C’est en fait dans le contexte d’une de ces périodes de recherche un peu plus frénétique à travers les livres qu’est survenue cette expérience de l’illumination. Il n’y a pas vraiment eu de signe avant-coureur, excepté peut-être quelque temps avant, une petite prise de conscience de la séparation d’avec la « Source» (c’est plutôt sous ce concept que je l’ai perçue cette fois-là, plutôt que comme le « Tout »). Lors d’une séance de méditation, j’avais eu la vision un peu particulière représentant la « Source» sous la forme d’un cercle central et d’individus « séparés » (sous la forme de dessins au trait d’un bonhomme) gravitant « tête en bas » autour de ce cercle, et où l’un des individus entra en contact avec le cercle par le sommet de sa tête pour ne plus faire qu’un avec ce dernier. Cette vision m’avait fortement imprégné du sentiment que nous avions « oublié » quelle était notre véritable origine et que l’un des buts de notre vie était d’essayer de se souvenir de qui nous « étions » réellement.

Avertissement

Concernant la limitation des mots …

Je vais utiliser certain mot comme Dieu, divin, mais j’ai un peu de mal car je ne peux m’empêcher en les utilisant, de penser à la représentation religieuse qui y est assujettie. Ceci est dû au rejet que j’ai eu de la religion par rapport à ce que j’ai perçu comme un conditionnement reçu pendant des années, la religion s’évertuant à nous faire avaler des concepts formatés et relativement limitants, et donc à la peur que ce que j’essaie d’exprimer au travers de ces mots ne soit déformé par cette influence religieuse et de ce fait mal interprété.

Donc pour être clair quand je parle de Dieu c’est pour nommer le « Tout », la « Source » et quand je parle du divin, je parle de la capacité de toutes choses à exprimer un statut divin, c’est-à-dire de ne faire qu’un avec le « Tout ».

J’ai lu dernièrement que ce genre d’expérience était nommé d’une manière générale expérience « psycho-spirituelle », et plus particulièrement dans le cas d’une prise de conscience du « Tout », on parle de « sentiment océanique ». Personnellement, je préfère conserver le mot « Illumination » que je considère comme étant bien plus représentatif de mon vécu.
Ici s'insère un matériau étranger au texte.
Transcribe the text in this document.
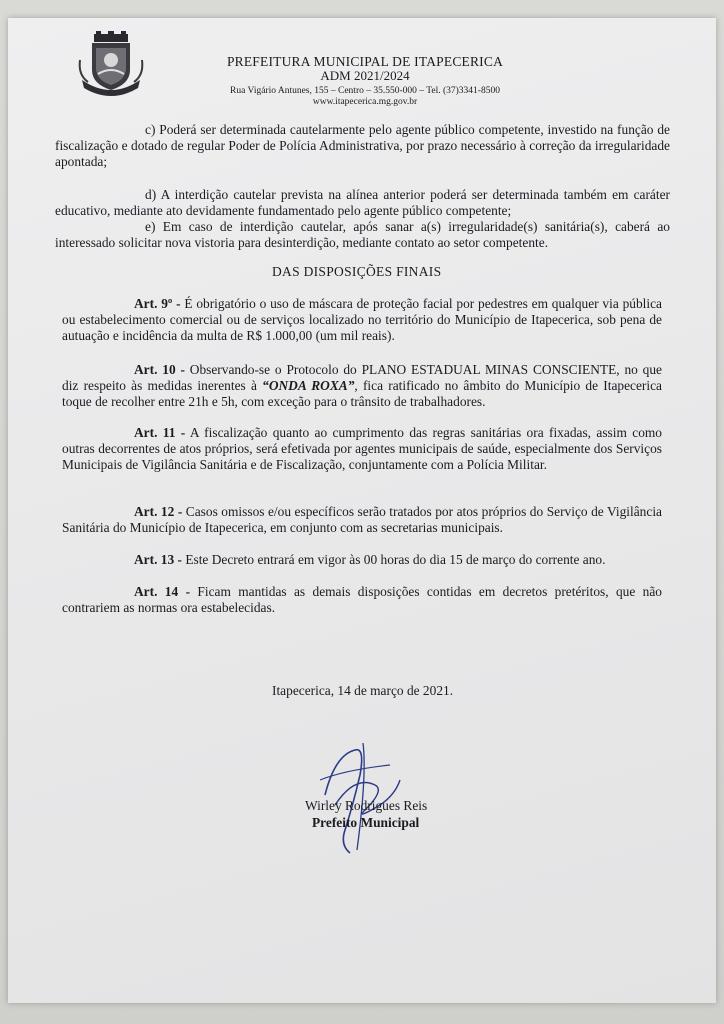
PREFEITURA MUNICIPAL DE ITAPECERICA
ADM 2021/2024
Rua Vigário Antunes, 155 – Centro – 35.550-000 – Tel. (37)3341-8500
www.itapecerica.mg.gov.br
c) Poderá ser determinada cautelarmente pelo agente público competente, investido na função de fiscalização e dotado de regular Poder de Polícia Administrativa, por prazo necessário à correção da irregularidade apontada;
d) A interdição cautelar prevista na alínea anterior poderá ser determinada também em caráter educativo, mediante ato devidamente fundamentado pelo agente público competente;
e) Em caso de interdição cautelar, após sanar a(s) irregularidade(s) sanitária(s), caberá ao interessado solicitar nova vistoria para desinterdição, mediante contato ao setor competente.
DAS DISPOSIÇÕES FINAIS
Art. 9º - É obrigatório o uso de máscara de proteção facial por pedestres em qualquer via pública ou estabelecimento comercial ou de serviços localizado no território do Município de Itapecerica, sob pena de autuação e incidência da multa de R$ 1.000,00 (um mil reais).
Art. 10 - Observando-se o Protocolo do PLANO ESTADUAL MINAS CONSCIENTE, no que diz respeito às medidas inerentes à “ONDA ROXA”, fica ratificado no âmbito do Município de Itapecerica toque de recolher entre 21h e 5h, com exceção para o trânsito de trabalhadores.
Art. 11 - A fiscalização quanto ao cumprimento das regras sanitárias ora fixadas, assim como outras decorrentes de atos próprios, será efetivada por agentes municipais de saúde, especialmente dos Serviços Municipais de Vigilância Sanitária e de Fiscalização, conjuntamente com a Polícia Militar.
Art. 12 - Casos omissos e/ou específicos serão tratados por atos próprios do Serviço de Vigilância Sanitária do Município de Itapecerica, em conjunto com as secretarias municipais.
Art. 13 - Este Decreto entrará em vigor às 00 horas do dia 15 de março do corrente ano.
Art. 14 - Ficam mantidas as demais disposições contidas em decretos pretéritos, que não contrariem as normas ora estabelecidas.
Itapecerica, 14 de março de 2021.
Wirley Rodrigues Reis
Prefeito Municipal
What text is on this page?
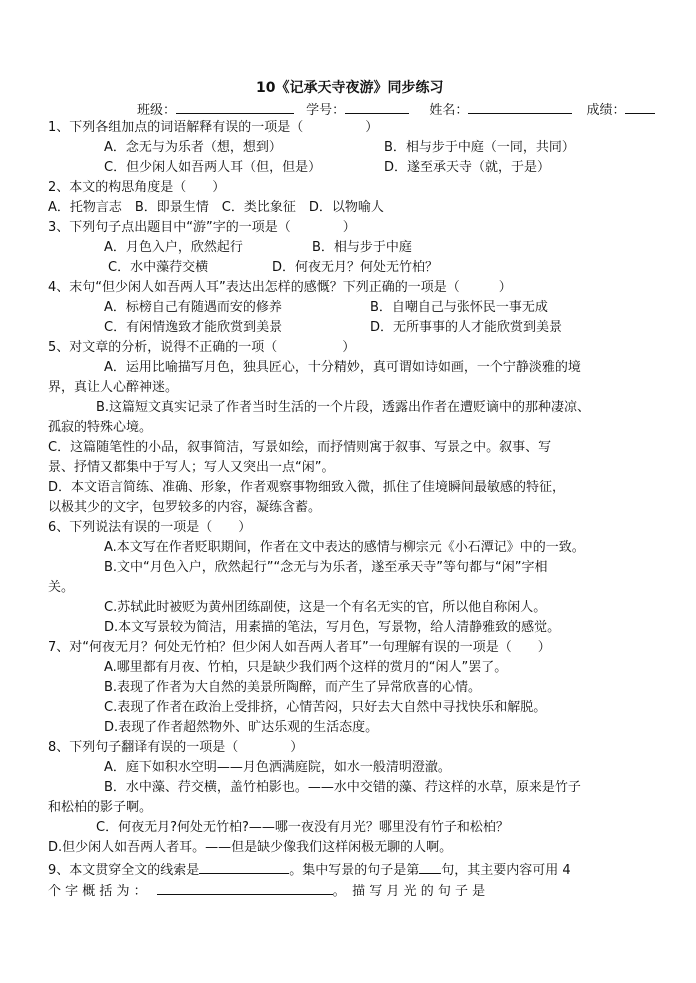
10《记承天寺夜游》同步练习
班级：	学号：	姓名：	成绩：
1、下列各组加点的词语解释有误的一项是（	）
A．念无与为乐者（想，想到）	B．相与步于中庭（一同，共同）
C．但少闲人如吾两人耳（但，但是）	D．遂至承天寺（就，于是）
2、本文的构思角度是（　　）
A．托物言志　B．即景生情　C．类比象征　D．以物喻人
3、下列句子点出题目中“游”字的一项是（　　　　）
A．月色入户，欣然起行	B．相与步于中庭
C．水中藻荇交横	D．何夜无月？何处无竹柏？
4、末句“但少闲人如吾两人耳”表达出怎样的感慨？下列正确的一项是（　　　）
A．标榜自己有随遇而安的修养	B．自嘲自己与张怀民一事无成
C．有闲情逸致才能欣赏到美景	D．无所事事的人才能欣赏到美景
5、对文章的分析，说得不正确的一项（　　　　　）
A．运用比喻描写月色，独具匠心，十分精妙，真可谓如诗如画，一个宁静淡雅的境
界，真让人心醉神迷。
B.这篇短文真实记录了作者当时生活的一个片段，透露出作者在遭贬谪中的那种凄凉、
孤寂的特殊心境。
C．这篇随笔性的小品，叙事简洁，写景如绘，而抒情则寓于叙事、写景之中。叙事、写
景、抒情又都集中于写人；写人又突出一点“闲”。
D．本文语言简练、准确、形象，作者观察事物细致入微，抓住了佳境瞬间最敏感的特征，
以极其少的文字，包罗较多的内容，凝练含蓄。
6、下列说法有误的一项是（　　）
A.本文写在作者贬职期间，作者在文中表达的感情与柳宗元《小石潭记》中的一致。
B.文中“月色入户，欣然起行”“念无与为乐者，遂至承天寺”等句都与“闲”字相
关。
C.苏轼此时被贬为黄州团练副使，这是一个有名无实的官，所以他自称闲人。
D.本文写景较为简洁，用素描的笔法，写月色，写景物，给人清静雅致的感觉。
7、对“何夜无月？何处无竹柏？但少闲人如吾两人者耳”一句理解有误的一项是（　　）
A.哪里都有月夜、竹柏，只是缺少我们两个这样的赏月的“闲人”罢了。
B.表现了作者为大自然的美景所陶醉，而产生了异常欣喜的心情。
C.表现了作者在政治上受排挤，心情苦闷，只好去大自然中寻找快乐和解脱。
D.表现了作者超然物外、旷达乐观的生活态度。
8、下列句子翻译有误的一项是（　　　　）
A．庭下如积水空明——月色洒满庭院，如水一般清明澄澈。
B．水中藻、荇交横，盖竹柏影也。——水中交错的藻、荇这样的水草，原来是竹子
和松柏的影子啊。
C．何夜无月?何处无竹柏?——哪一夜没有月光？哪里没有竹子和松柏？
D.但少闲人如吾两人者耳。——但是缺少像我们这样闲极无聊的人啊。
9、本文贯穿全文的线索是	。集中写景的句子是第 句，其主要内容可用 4
个 字 概 括 为 ：	。　描 写 月 光 的 句 子 是
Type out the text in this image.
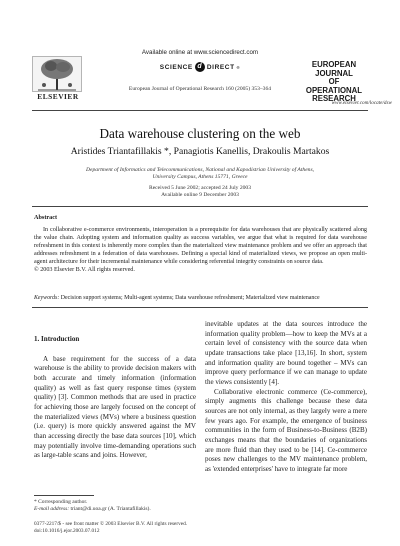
Available online at www.sciencedirect.com
SCIENCE d DIRECT ®
European Journal of Operational Research 160 (2005) 353–364
ELSEVIER
EUROPEAN
JOURNAL
OF OPERATIONAL
RESEARCH
www.elsevier.com/locate/dsw
Data warehouse clustering on the web
Aristides Triantafillakis *, Panagiotis Kanellis, Drakoulis Martakos
Department of Informatics and Telecommunications, National and Kapodistrian University of Athens,
University Campus, Athens 15771, Greece
Received 5 June 2002; accepted 24 July 2003
Available online 9 December 2003
Abstract
In collaborative e-commerce environments, interoperation is a prerequisite for data warehouses that are physically scattered along the value chain. Adopting system and information quality as success variables, we argue that what is required for data warehouse refreshment in this context is inherently more complex than the materialized view maintenance problem and we offer an approach that addresses refreshment in a federation of data warehouses. Defining a special kind of materialized views, we propose an open multi-agent architecture for their incremental maintenance while considering referential integrity constraints on source data.
© 2003 Elsevier B.V. All rights reserved.
Keywords: Decision support systems; Multi-agent systems; Data warehouse refreshment; Materialized view maintenance
1. Introduction

A base requirement for the success of a data warehouse is the ability to provide decision makers with both accurate and timely information (information quality) as well as fast query response times (system quality) [3]. Common methods that are used in practice for achieving those are largely focused on the concept of the materialized views (MVs) where a business question (i.e. query) is more quickly answered against the MV than accessing directly the base data sources [10], which may potentially involve time-demanding operations such as large-table scans and joins. However,

inevitable updates at the data sources introduce the information quality problem—how to keep the MVs at a certain level of consistency with the source data when update transactions take place [13,16]. In short, system and information quality are bound together – MVs can improve query performance if we can manage to update the views consistently [4].

Collaborative electronic commerce (Ce-commerce), simply augments this challenge because these data sources are not only internal, as they largely were a mere few years ago. For example, the emergence of business communities in the form of Business-to-Business (B2B) exchanges means that the boundaries of organizations are more fluid than they used to be [14]. Ce-commerce poses new challenges to the MV maintenance problem, as 'extended enterprises' have to integrate far more

* Corresponding author.
E-mail address: triant@di.uoa.gr (A. Triantafillakis).
0377-2217/$ - see front matter © 2003 Elsevier B.V. All rights reserved.
doi:10.1016/j.ejor.2003.07.012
Il m’a aussi manqué bien des mots pour pouvoir essayer d’expliquer ce que l’on peut ressentir dans ce genre d’expérience. J’ai parfois tourné et retourné mes phrases sans avoir le sentiment de trouver la consonance juste pour exprimer ce que j’avais en tête, frustré par le manque de vocabulaire et avec la crainte de passer à côté de l’essentiel.

Il en va de même pour la structure de ce document que j’ai remaniée plus d’une fois. Elle me paraît toujours aussi décousue, car il est très difficile de retranscrire d’une manière ordonnée et linéaire quelque chose d’aussi multidimensionnel que l’expérience que j’ai vécue ainsi que l’information perçue pendant celle-ci.